Don’t Get A Home Equity Loan
In short, your home is not an ATM machine. Many people postpone or sidestep bankruptcy by turning their home into an ATM machine with a home equity loan. They use the money secured by a lien on their home to pay off medical or credit card debt. Later on, they end up losing their home when they cannot afford the repayments. When you don’t pay your medical bills or credit card debt, you get harassed, that’s usually it. However, when you trade in that unsecured debt for debt on your home, you turn your home into a loan that can be foreclosed on.
Don’t Early Withdraw From Retirement
In short, your retirement account is not an ATM machine. Many people postpone or sidestep bankruptcy by taking the retirement savings they have spent so much time accumulating and paying off credit cards, medical bills, or other unsecured debt. Why would anyone want to do this if they otherwise qualify for bankruptcy protection? If you qualify, such debts can be reduced or simply wiped away. Are paying credit card bills with outrageous interest or inflated medical bills worth postponing retirement or even forgetting about ever retiring?
Don’t Reaffirm Burdensome Debt
This one happens all of the time. A person reaffirms a loan or debt that they are otherwise completely free to disregard because of bankruptcy. Sometimes the reaffirmation is due to a perceived moral obligation. Other times, the person wants to keep a certain possession such as a car in which they owe much more than the value. Either way, the point of bankruptcy is to get a fresh financial start. Why handicap yourself when you could use that money to instead accumulate wealth.
Don’t Wait Until Foreclosure Or Repossession To File
Some people wait until after they have already lost their home, their car, or worse, attempted for years and years to pay back ridiculous medical or credit card debt, before they file for bankruptcy. Foreclosure and repossessions can be avoided and unsecured debt such as medical bills and credit card bills eliminated. Why not file for bankruptcy today and keep what you have worked so hard for all these years?

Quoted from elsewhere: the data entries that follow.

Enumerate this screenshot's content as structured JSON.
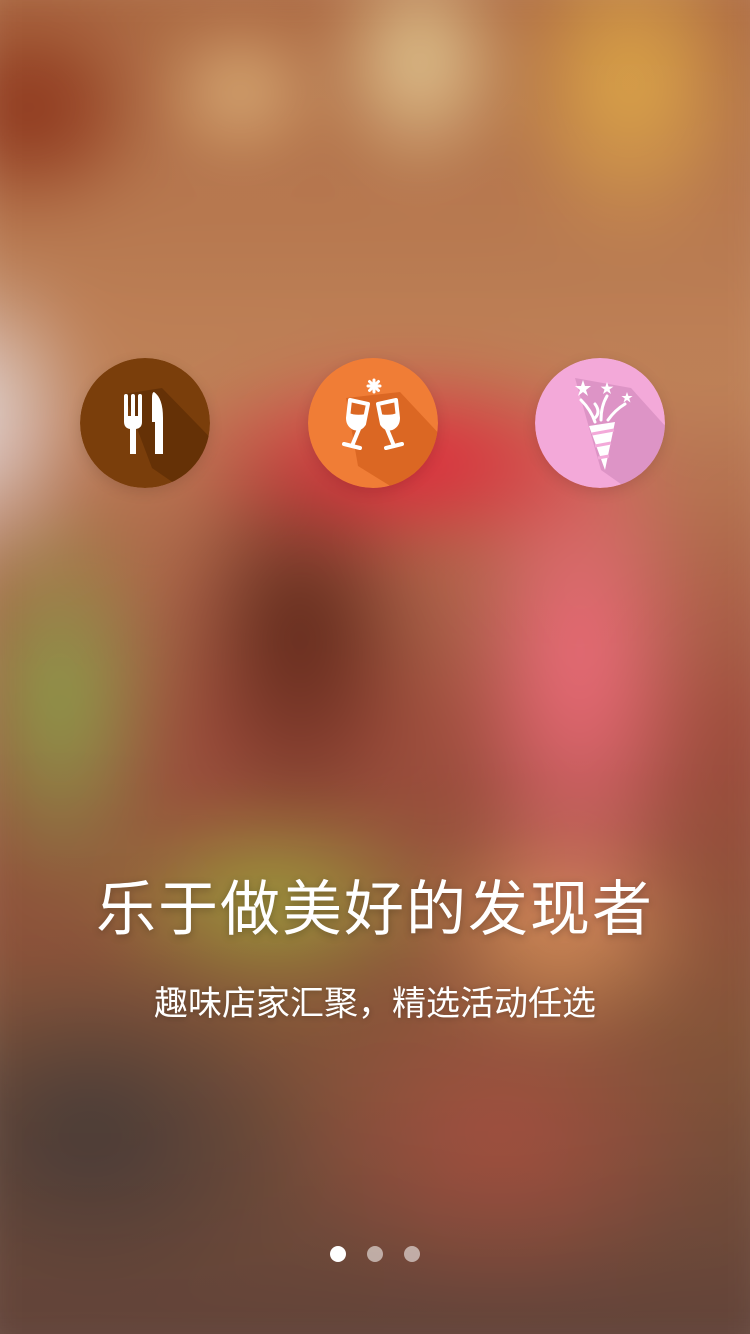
{
  "features": [
    {
      "icon": "fork-knife-icon",
      "color": "#7a3e0b"
    },
    {
      "icon": "champagne-toast-icon",
      "color": "#f07d36"
    },
    {
      "icon": "party-popper-icon",
      "color": "#f3a9d9"
    }
  ],
  "headline": "乐于做美好的发现者",
  "subline": "趣味店家汇聚，精选活动任选",
  "pager": {
    "total": 3,
    "current": 1
  },
  "colors": {
    "text": "#ffffff",
    "dot_active": "#ffffff"
  }
}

Don’t Omit Any Creditors From Your Bankruptcy Filing
It’s simple; you can’t get bankruptcy relief from a creditor you do not include in your bankruptcy paperwork. So why would you not include such a person or business? If you intend to repay the debt in the future, you can still do so, but shouldn’t unnecessarily tie your hands.
Don’t File For Bankruptcy When Expecting A Tax Refund
Your exemption for tax refunds is limited. Contact my office to discuss your options.
Don’t Have A Large Amount Of Money In Your Bank Accounts On The Day Of Filing
Simply put, if you have more than a nominal amount of money in your bank accounts the day you file for bankruptcy, it may not be exempt from creditors. Starting a couple days after your case is filed, you can go back to normal bank usage.
Filing Bankruptcy Less Than 181 Days Before Receiving An Inheritance
Anything you inherit within 180 days following your fling for bankruptcy is included in your bankruptcy estate and may be available to creditors. If you expect an inheritance, make sure that you discuss this with our office when you come in for your FREE consultation.
Don’t Go Crazy Spending Money On Your Credit Cards
Cash advances within 70 days before filing and purchases of luxury goods exceeding $500 each within three months before bankruptcy are presumed to be obtained under false pretenses. Additionally, it is not unheard of for credit card companies to look back to similar purchases over the preceding year in order to claim that you obtained the money through fraud of false pretenses. While such purchases may be covered, credit card companies can create problems in such situations and the Court may require a Chapter 13 bankruptcy filing instead of a Chapter 7 filing.
Don’t Pay Large Amount Of Money To Family, Friends, Or Business Partners Before Filing
These are considered preferences and the bankruptcy trustee is sometimes able to take such money back and re-distribute to all of the creditors on a pro-rata basis.
Don’t Fail To Attend Your Hearing
In most cases, you simply must attend one meeting and the judge will not even be there. However, if you do not attend and bring a photo I.D. and Social Security Card, your case could be dismissed.
Don’t Transfer Assets To Others To Remove Them From Bankruptcy
Transferring assets to others to remove them from your upcoming bankruptcy can be problematic. Such assets can be recovered by the bankruptcy trustee and you could be in trouble if it is determined that you intended to deceive the trustee.